Posted on 02/14/2020 4:55:44 AM PST by Moonman62
Maybe that's what the customers like. Also, are they getting a free ride as part of the experiment? I'll bet they'd like that, too!
I doubt it is free.
“I liked that we didn’t crash. Oh! I also liked that we didn’t run over and kill any bicyclists.”
The article mentions paying riders. I missed it on the first reading.
“Any landing you walk away from is a good landing,” as I say after a ride with a teenaged driver.
Red Barchetta
Rush drummer and lyricist Neil Peart made several attempts to contact Foster during the recording of Moving Pictures but Road & Track did not have an up-to-date address and Rush were forced to settle for a brief "inspired by" note in the lyric sheet mentioning the story. In July 2007, Foster and Peart finally made contact with each other. Foster later posted on his website an account of their journey by motorcycle through the backwoods of West Virginia between stops on Rush's 2007 Snakes & Arrows Tour.

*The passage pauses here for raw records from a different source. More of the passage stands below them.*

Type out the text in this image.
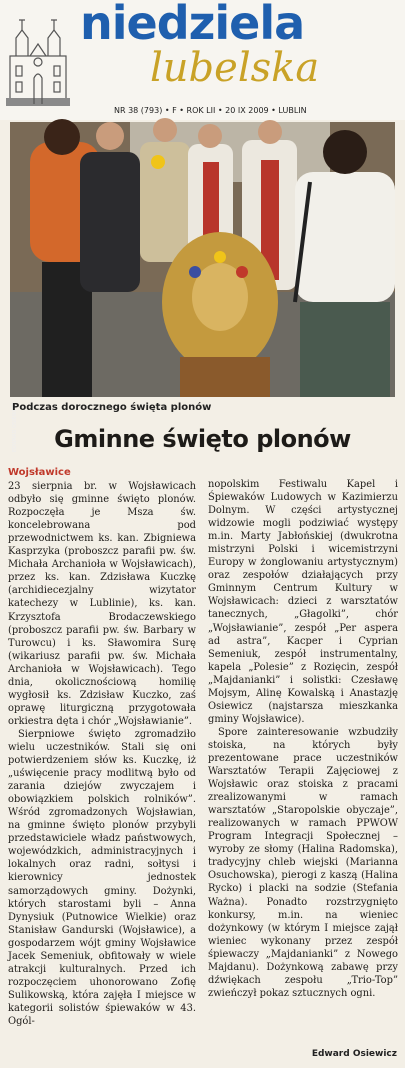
niedziela
lubelska
NR 38 (793) • F • ROK LII • 20 IX 2009 • LUBLIN
EDWARD OSIEWICZ
Podczas dorocznego święta plonów
Gminne święto plonów
Wojsławice

23 sierpnia br. w Wojsławicach odbyło się gminne święto plonów. Rozpoczęła je Msza św. koncelebrowana pod przewodnictwem ks. kan. Zbigniewa Kasprzyka (proboszcz parafii pw. św. Michała Archanioła w Wojsławicach), przez ks. kan. Zdzisława Kuczkę (archidiecezjalny wizytator katechezy w Lublinie), ks. kan. Krzysztofa Brodaczewskiego (proboszcz parafii pw. św. Barbary w Turowcu) i ks. Sławomira Surę (wikariusz parafii pw. św. Michała Archanioła w Wojsławicach). Tego dnia, okolicznościową homilię wygłosił ks. Zdzisław Kuczko, zaś oprawę liturgiczną przygotowała orkiestra dęta i chór „Wojsławianie”.

Sierpniowe święto zgromadziło wielu uczestników. Stali się oni potwierdzeniem słów ks. Kuczkę, iż „uświęcenie pracy modlitwą było od zarania dziejów zwyczajem i obowiązkiem polskich rolników”. Wśród zgromadzonych Wojsławian, na gminne święto plonów przybyli przedstawiciele władz państwowych, wojewódzkich, administracyjnych i lokalnych oraz radni, sołtysi i kierownicy jednostek samorządowych gminy. Dożynki, których starostami byli – Anna Dynysiuk (Putnowice Wielkie) oraz Stanisław Gandurski (Wojsławice), a gospodarzem wójt gminy Wojsławice Jacek Semeniuk, obfitowały w wiele atrakcji kulturalnych. Przed ich rozpoczęciem uhonorowano Zofię Sulikowską, która zajęła I miejsce w kategorii solistów śpiewaków w 43. Ogól-

nopolskim Festiwalu Kapel i Śpiewaków Ludowych w Kazimierzu Dolnym. W części artystycznej widzowie mogli podziwiać występy m.in. Marty Jabłońskiej (dwukrotna mistrzyni Polski i wicemistrzyni Europy w żonglowaniu artystycznym) oraz zespołów działających przy Gminnym Centrum Kultury w Wojsławicach: dzieci z warsztatów tanecznych, „Głagolki”, chór „Wojsławianie”, zespół „Per aspera ad astra”, Kacper i Cyprian Semeniuk, zespół instrumentalny, kapela „Polesie” z Rozięcin, zespół „Majdanianki” i solistki: Czesławę Mojsym, Alinę Kowalską i Anastazję Osiewicz (najstarsza mieszkanka gminy Wojsławice).

Spore zainteresowanie wzbudziły stoiska, na których były prezentowane prace uczestników Warsztatów Terapii Zajęciowej z Wojsławic oraz stoiska z pracami zrealizowanymi w ramach warsztatów „Staropolskie obyczaje”, realizowanych w ramach PPWOW Program Integracji Społecznej – wyroby ze słomy (Halina Radomska), tradycyjny chleb wiejski (Marianna Osuchowska), pierogi z kaszą (Halina Rycko) i placki na sodzie (Stefania Ważna). Ponadto rozstrzygnięto konkursy, m.in. na wieniec dożynkowy (w którym I miejsce zajął wieniec wykonany przez zespół śpiewaczy „Majdanianki” z Nowego Majdanu). Dożynkową zabawę przy dźwiękach zespołu „Trio-Top” zwieńczył pokaz sztucznych ogni.

Edward Osiewicz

Barchetta, literally "small boat" in Italian, is the diminutive form of barca ("boat" or "craft"). In the automotive industry, the term is used for a two-seat car without any kind of roof.
Cars driven by people kill hundreds of people every day.
They are not driverless. “a driver in the front seat “.
No thanks. I am not going to sit in the “driver’s” seat while a program takes control of my car, watching and waiting for the cursed computer to buzz and flash lights telling me that there is a situation it can’t handle.
If I had been driving we wouldn’t be in that situation.
Automation can work in a controlled situation in which nothing unexpected happens. There is no street or highway anywhere in the world where nothing unexpected happens.
My Mama was right in naming me Thomas. I doubt this rosy story. I see one possible hole in this story. 100,000 rides taken, without an incident or injury; but with a driver at the helm in case something went awry. If there ever WERE an incident in which the driver had to intervene to prevent damage or injury; do you think Lyft would confess and tell us about it? The REAL test will be when the cars truly ARE driverless. I’ve had computers since 1988. Don’t TRY to tell me that in 100,000 trips, the computers in those cars never had a hiccup. JMHO.
I’d be willing to accept a fairly high level of risk for crashing to avoid having to inter-act with most Vegas taxi drivers. I’d still fell safer.
Wait until your self driving car doesnt want to go where you program it to go.
“Take me to RNC Headquarters.”
“Sorry, Dave...”
Show me the robust set of requirements and design, and then the actual testing that shows compliance to those requirements.
Appealing to mass, uninformed opinion does not make anything safe. By “uninformed”, I mean the people have no specific knowledge of the self-driving system.
Smart cars...smart everything...what could possibly go wrong?
But how fast do the cars go? Autonomous travel is easy at low speed.
(I work at a company that makes sensors for autonomous vehicles)
Though the cars are driving themselves, all of these rides have had a driver in the front seat in case something goes wrong....
So what’s the point? They’re paying a driver anyway, why not just let them drive?